Stéphane Bouquet | Nos Amériques | Champ Vallon | 2010
Follows the brilliant Un Peuple which Cole Swensen and I are currently translating by an unusual dictation swapping technique that seems to be working at first go, and gives us the sense of being at times the amazing writer himself!! Bouquet is mid-career, has worked in and around film, dance (with Mathilde Monnier), also for many years as a film critic, currently a translator of Creeley and Blackburn. Whereas A People acts like a poetic meditative encyclopedia of artists who reappear in astonishing mimetic bouquets—Keats, Whitman, Woolf, Pasolini, others—this latest follows his earlier five-part sequences, philosophic manqué sexy pondscapes and I’m still trying to figure out what.
Pier Paolo Pasolini | Tal cour di un frut | Actes Sud | 1953
The facing page French translations plus my glancing knowledge of Italian, and the Latinate roots of Friulian dialect, mean I get to invent my own English versions, which suits me better than reading English translations of these tiny, fiercely adolescent poems. For all that Pasolini did in lifetime—living as if there were no walls—what came first was writing poems in his maternal dialect, already a political act. I love how this was the movement that led into all the others.

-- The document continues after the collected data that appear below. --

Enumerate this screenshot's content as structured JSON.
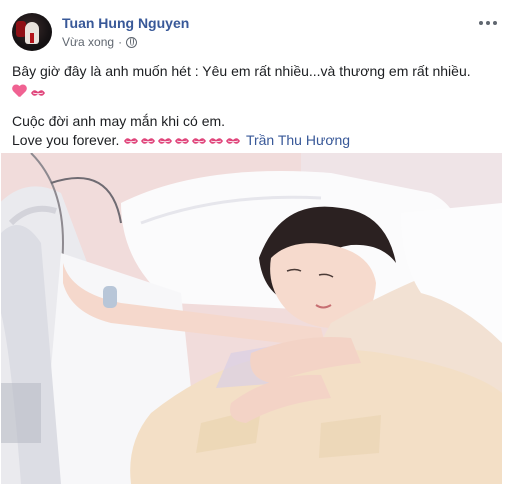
{
  "post": {
    "author": "Tuan Hung Nguyen",
    "time": "Vừa xong",
    "separator": "·",
    "privacy_icon": "globe-icon",
    "more_icon": "more-options-icon",
    "line1": "Bây giờ đây là anh muốn hét : Yêu em rất nhiều...và thương em rất nhiều.",
    "line2_emojis": [
      "heart-emoji",
      "kiss-emoji"
    ],
    "line3": "Cuộc đời anh may mắn khi có em.",
    "line4": "Love you forever.",
    "line4_emojis": [
      "kiss-emoji",
      "kiss-emoji",
      "kiss-emoji",
      "kiss-emoji",
      "kiss-emoji",
      "kiss-emoji",
      "kiss-emoji"
    ],
    "mention": "Trần Thu Hương"
  },
  "colors": {
    "link": "#385898",
    "meta": "#606770",
    "text": "#1c1e21",
    "heart": "#f06292",
    "kiss": "#e0457b"
  }
}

Stéphane Mallarmé, trans. Henry Weinfield | Collected Poems | California | 1996
I chose this edition of Mallarmé for my NYU-in-France students because it was treated with such reverence back when I was getting my doctorate at U. of Michigan. It is a beautiful large-format book to finger and caress, with much beige margin space, the mellifluous, scant rhymes often impressive, sometimes disappointing, but the missing gutter, which is to say the choice to do facing page French-English instead of keeping the arrangement of words across the fold as Mallarmé had chosen, does not survive the translator’s apology in the postface. I am now on the lookout for other translations of Mallarmé.
Steve Evans | Attention Span | Third Factory | 2003- 2010++
Curators who invent forms are creators, and the results are strangely shaped, semi-intangible at times. Examples include the Parisian salons of Stein, Mallarmé, the Hogarth Press of the Woolf’s, Burning Deck of the Waldrop’s, Naropa of mostly Anne Waldman of long late, Pierre Joris & other bloggers of zest and wide knowledge. America has always been a creative place for bringing people together, also because the distances are so great. Evans here finds a way to make the virtual distances great ones in the great sense.
Doris Lessing | Prisons We Choose to Live Inside | Anasi | 1991
Watch out, this book is dangerous. It suggests there’s no independent thinking. And that the information we need to live well we already have, but we ignore most of it. In the form of university lectures, but it makes you feel as if you’re in the room with her. Which is perhaps what made me want to go to London to meet her, though this hasn’t happened. It’s a book I feel at present I cannot live without.